A number of instrumental methods, many photonics-based, have been adapted to examine burn injuries. Most of these methods are highly complementary to NIRS. For example, optical coherence tomography and high-frequency ultrasound scans probe the various layers of the skin and can detect the structural derangements of these layers due to the burn injury. Perfusion imaging techniques such as indocyanine green fluorescence or noninvasive methods such as laser Doppler or speckle provide measures of blood flow at the wound. Similar to these perfusion-based methods, NIRS provides information on the local hemodynamics, blood volume, and oxygenation of the wound. However, like optical coherence tomography, NIRS is also sensitive to changes in the optical scattering properties of the underlying tissue. Thus, in addition to being able to infer structural alterations by detecting changes in the scattering of tissue, NIRS is also sensitive to the local hemodynamics. These features are latent in the NIR reflectance spectrum and, as demonstrated here, have the potential to be used to predict the likelihood that the injury is deep and requiring surgery.

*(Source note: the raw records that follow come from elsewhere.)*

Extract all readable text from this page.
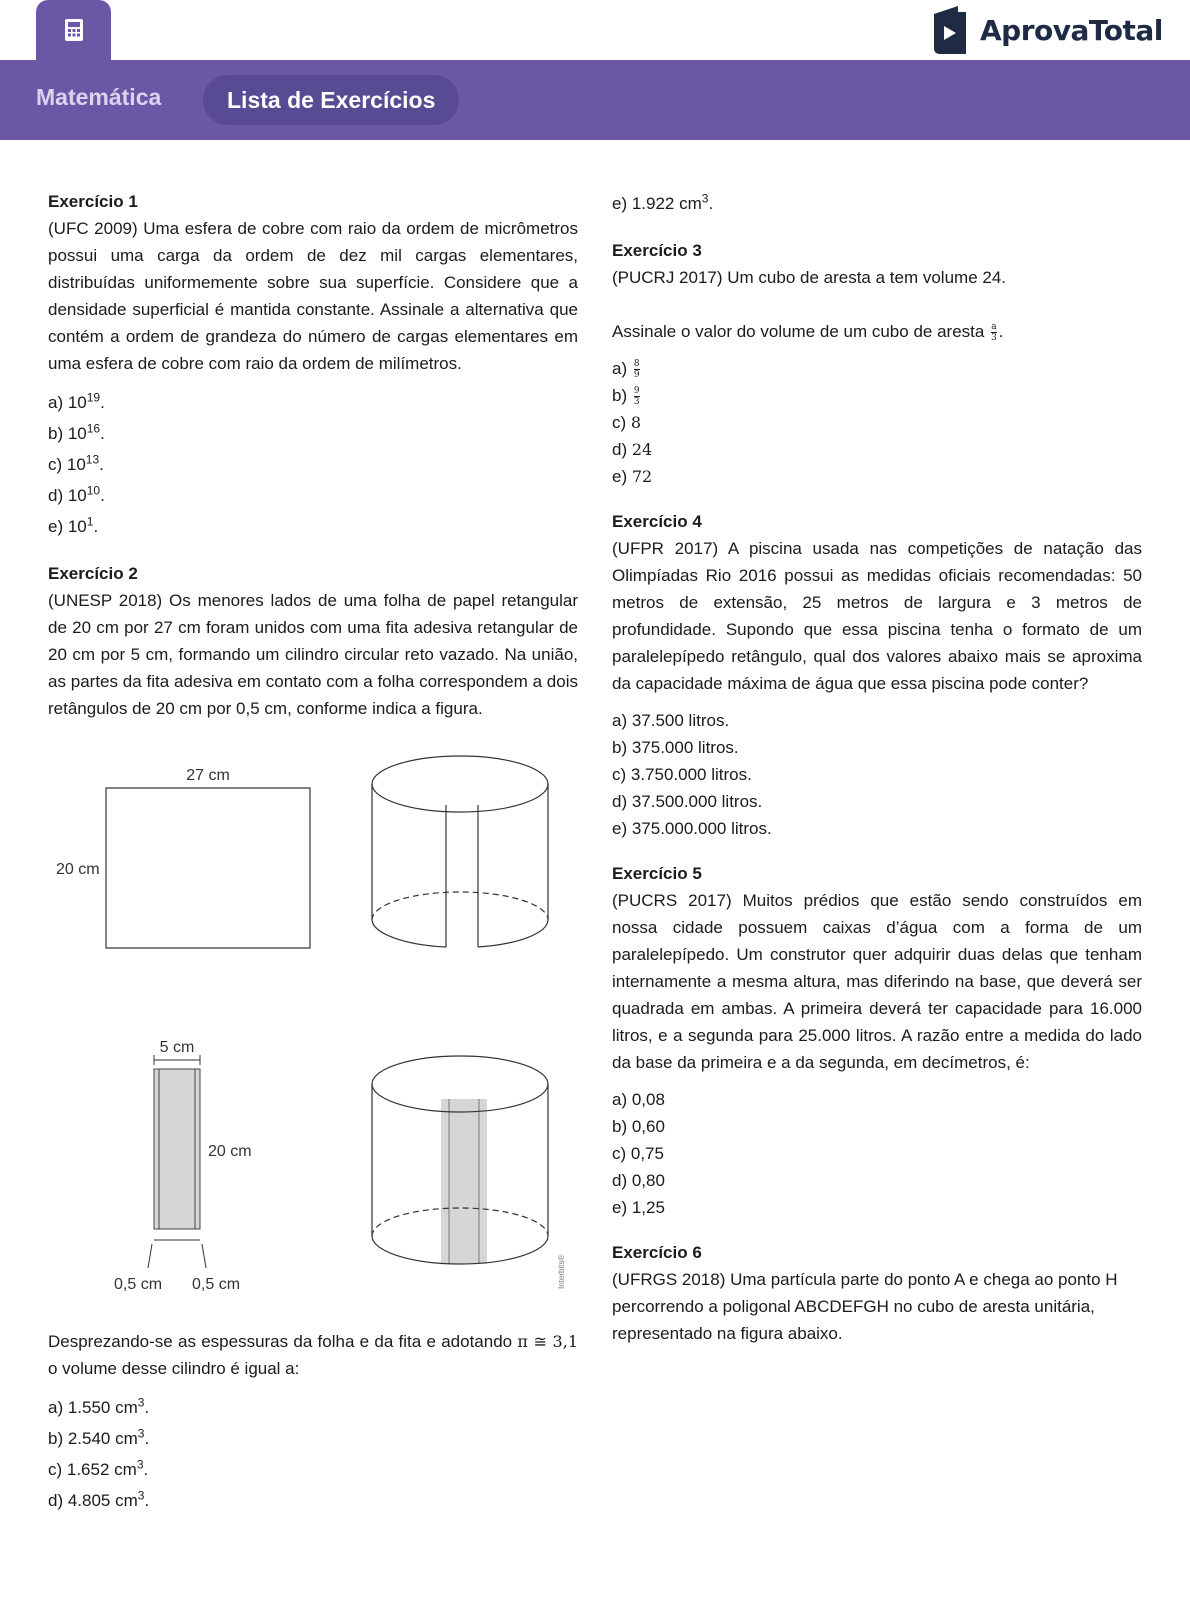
AprovaTotal
Matemática	Lista de Exercícios

Exercício 1

(UFC 2009) Uma esfera de cobre com raio da ordem de micrômetros possui uma carga da ordem de dez mil cargas elementares, distribuídas uniformemente sobre sua superfície. Considere que a densidade superficial é mantida constante. Assinale a alternativa que contém a ordem de grandeza do número de cargas elementares em uma esfera de cobre com raio da ordem de milímetros.

a) $10^{19}$.
b) $10^{16}$.
c) $10^{13}$.
d) $10^{10}$.
e) $10^1$.

Exercício 2

(UNESP 2018) Os menores lados de uma folha de papel retangular de 20 cm por 27 cm foram unidos com uma fita adesiva retangular de 20 cm por 5 cm, formando um cilindro circular reto vazado. Na união, as partes da fita adesiva em contato com a folha correspondem a dois retângulos de 20 cm por 0,5 cm, conforme indica a figura.

27 cm
20 cm
5 cm
20 cm
0,5 cm 0,5 cm	Interbits®

Desprezando-se as espessuras da folha e da fita e adotando π ≅ 3,1 o volume desse cilindro é igual a:

a) 1.550 $cm^3$.
b) 2.540 $cm^3$.
c) 1.652 $cm^3$.
d) 4.805 $cm^3$.
e) 1.922 $cm^3$.

Exercício 3

(PUCRJ 2017) Um cubo de aresta a tem volume 24.

Assinale o valor do volume de um cubo de aresta $\frac{a}{3}$ .

$a) \frac{8}{9}$
$b) \frac{9}{3}$
c) 8
d) 24
e) 72

Exercício 4

(UFPR 2017) A piscina usada nas competições de natação das Olimpíadas Rio 2016 possui as medidas oficiais recomendadas: 50 metros de extensão, 25 metros de largura e 3 metros de profundidade. Supondo que essa piscina tenha o formato de um paralelepípedo retângulo, qual dos valores abaixo mais se aproxima da capacidade máxima de água que essa piscina pode conter?

a) 37.500 litros.
b) 375.000 litros.
c) 3.750.000 litros.
d) 37.500.000 litros.
e) 375.000.000 litros.

Exercício 5

(PUCRS 2017) Muitos prédios que estão sendo construídos em nossa cidade possuem caixas d’água com a forma de um paralelepípedo. Um construtor quer adquirir duas delas que tenham internamente a mesma altura, mas diferindo na base, que deverá ser quadrada em ambas. A primeira deverá ter capacidade para 16.000 litros, e a segunda para 25.000 litros. A razão entre a medida do lado da base da primeira e a da segunda, em decímetros, é:

a) 0,08
b) 0,60
c) 0,75
d) 0,80
e) 1,25

Exercício 6

(UFRGS 2018) Uma partícula parte do ponto A e chega ao ponto H percorrendo a poligonal ABCDEFGH no cubo de aresta unitária, representado na figura abaixo.
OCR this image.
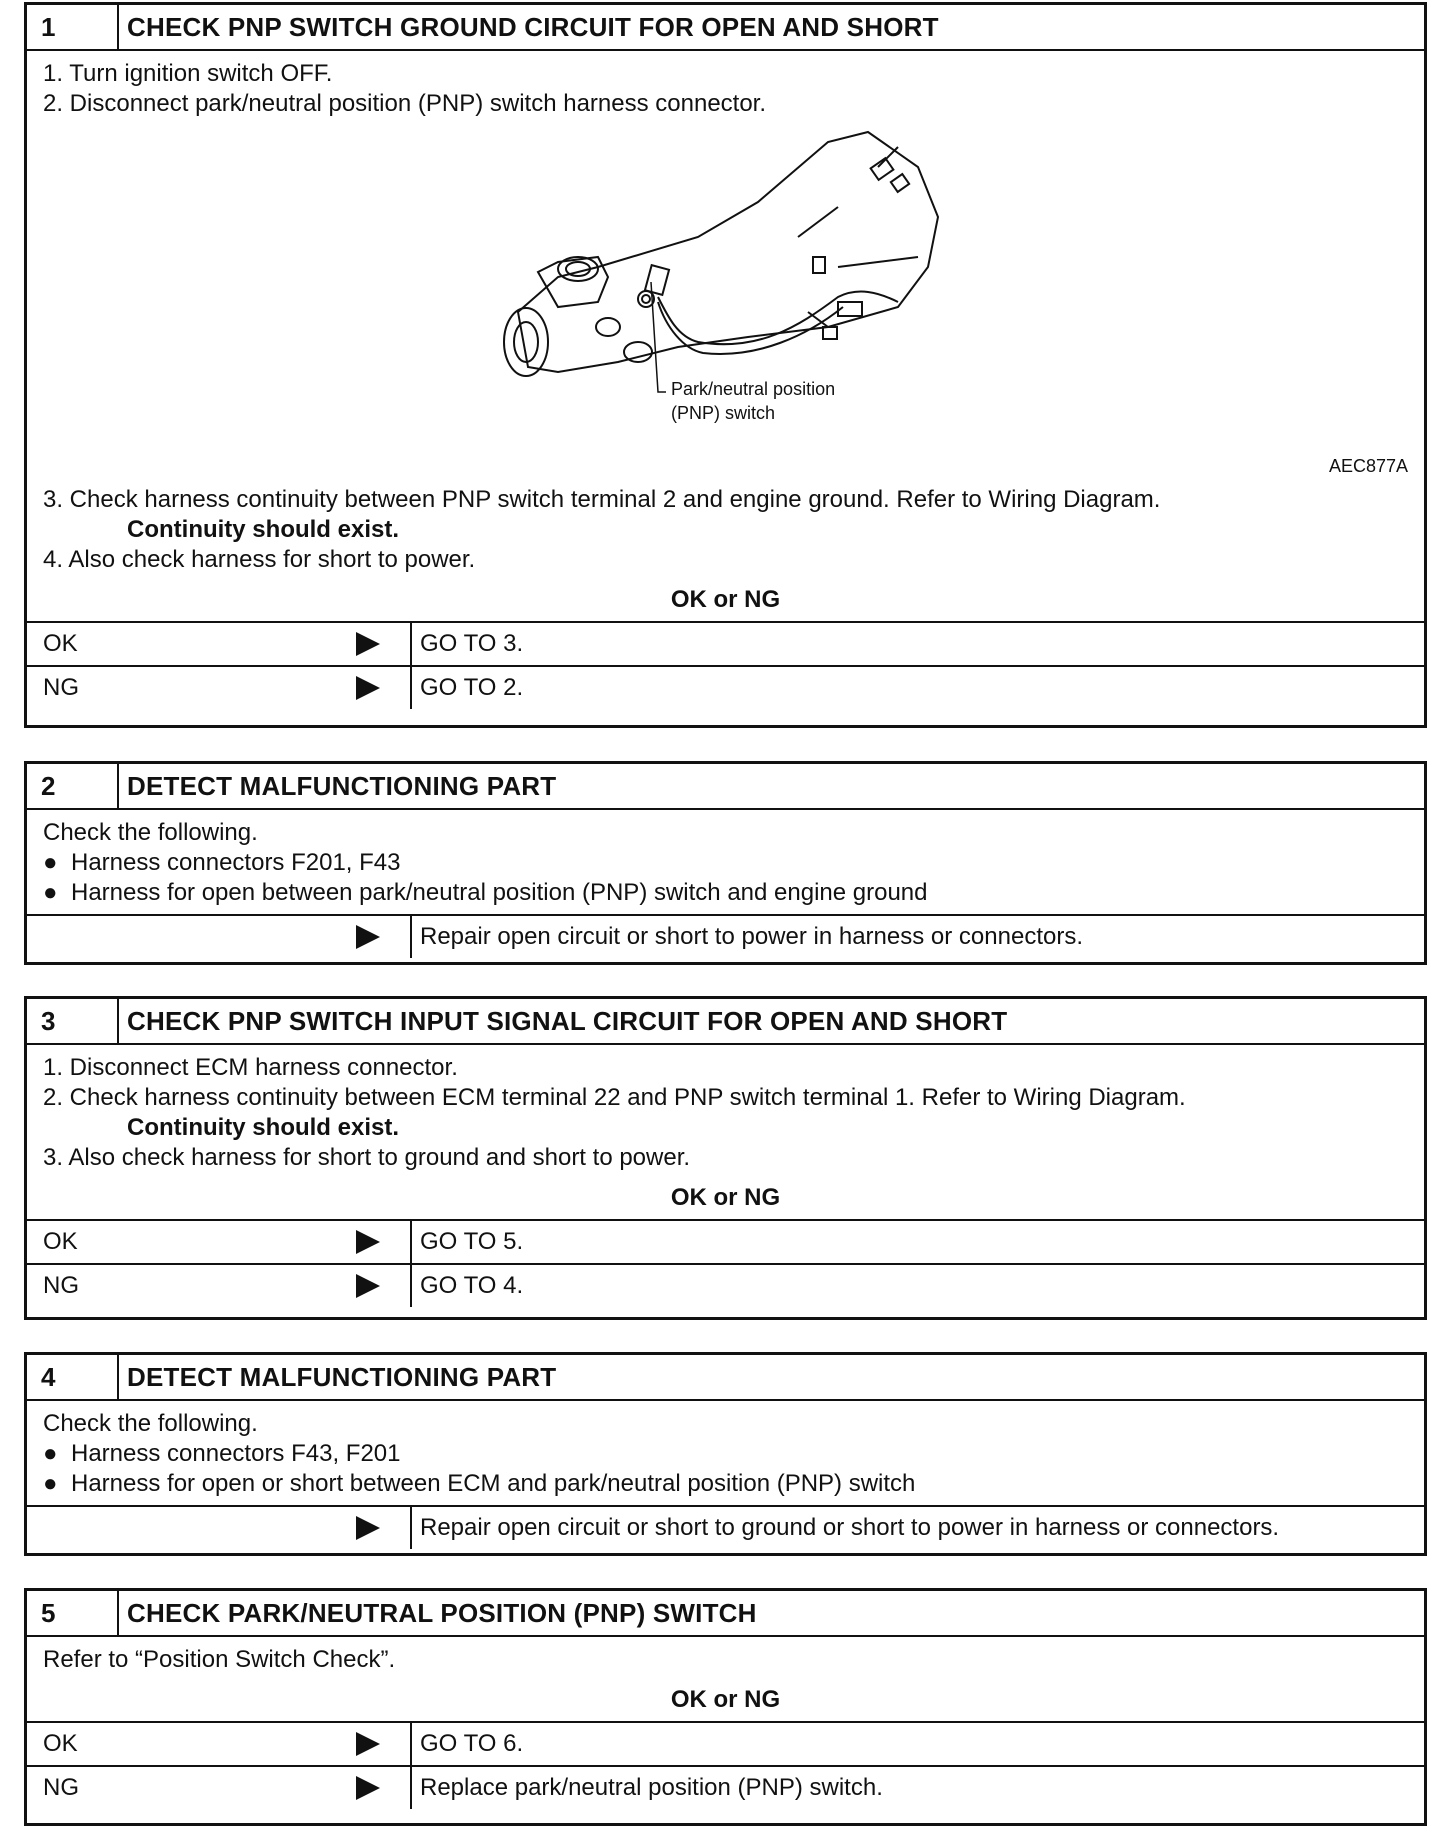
1	CHECK PNP SWITCH GROUND CIRCUIT FOR OPEN AND SHORT
1. Turn ignition switch OFF.
2. Disconnect park/neutral position (PNP) switch harness connector.
Park/neutral position
(PNP) switch
AEC877A
3. Check harness continuity between PNP switch terminal 2 and engine ground. Refer to Wiring Diagram.
Continuity should exist.
4. Also check harness for short to power.
OK or NG
OK	GO TO 3.
NG	GO TO 2.
2	DETECT MALFUNCTIONING PART
Check the following.
● Harness connectors F201, F43
● Harness for open between park/neutral position (PNP) switch and engine ground
Repair open circuit or short to power in harness or connectors.
3	CHECK PNP SWITCH INPUT SIGNAL CIRCUIT FOR OPEN AND SHORT
1. Disconnect ECM harness connector.
2. Check harness continuity between ECM terminal 22 and PNP switch terminal 1. Refer to Wiring Diagram.
Continuity should exist.
3. Also check harness for short to ground and short to power.
OK or NG
OK	GO TO 5.
NG	GO TO 4.
4	DETECT MALFUNCTIONING PART
Check the following.
● Harness connectors F43, F201
● Harness for open or short between ECM and park/neutral position (PNP) switch
Repair open circuit or short to ground or short to power in harness or connectors.
5	CHECK PARK/NEUTRAL POSITION (PNP) SWITCH
Refer to “Position Switch Check”.
OK or NG
OK	GO TO 6.
NG	Replace park/neutral position (PNP) switch.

The technical simplicity of fiber optic-based diffuse reflectance NIRS measurements makes the technique clinically practical. The ability of the technique to provide a measure of tissue water content, blood volume, and tissue oxygenation at the site of the injury along with structure changes that can be inferred from how the light scattering properties of the injured tissue change, renders clinical relevance to the technique in the assessment and monitoring of burn injuries. The approach taken in this report takes a different track. By using the inherent differences in the spectral signature from skin subject to a shallow burn injury compared to skin with a deep injury an individual-level classification of burn severity is developed based on these differences in spectral signature. This method does not explicitly attempt to extract concentration estimates of constituents in the tissue, and thereby does not rely on having reliable estimates of the optical pathlength and by inference the optical scattering and absorption coefficients of the tissue. The probabilistic output of the classifier indicates the likelihood that the burn injury is severe and requires early excision and grafting. The classification approach does not preclude extracting concentration estimates of water and hemoglobin from the tissue spectra and providing hemodynamic indices of the burn. The diagnostic information from the classifier along with the hemodynamic indices also available from NIRS measurements provides unprecedented insight into the biochemical, physiological, and structural changes occurring at the wound site, which should be a significant aid to the burn specialist in managing these injuries.
The assistance of Rachelle Mariash, Lori Gregorash, and Mark Hewko is gratefully acknowledged.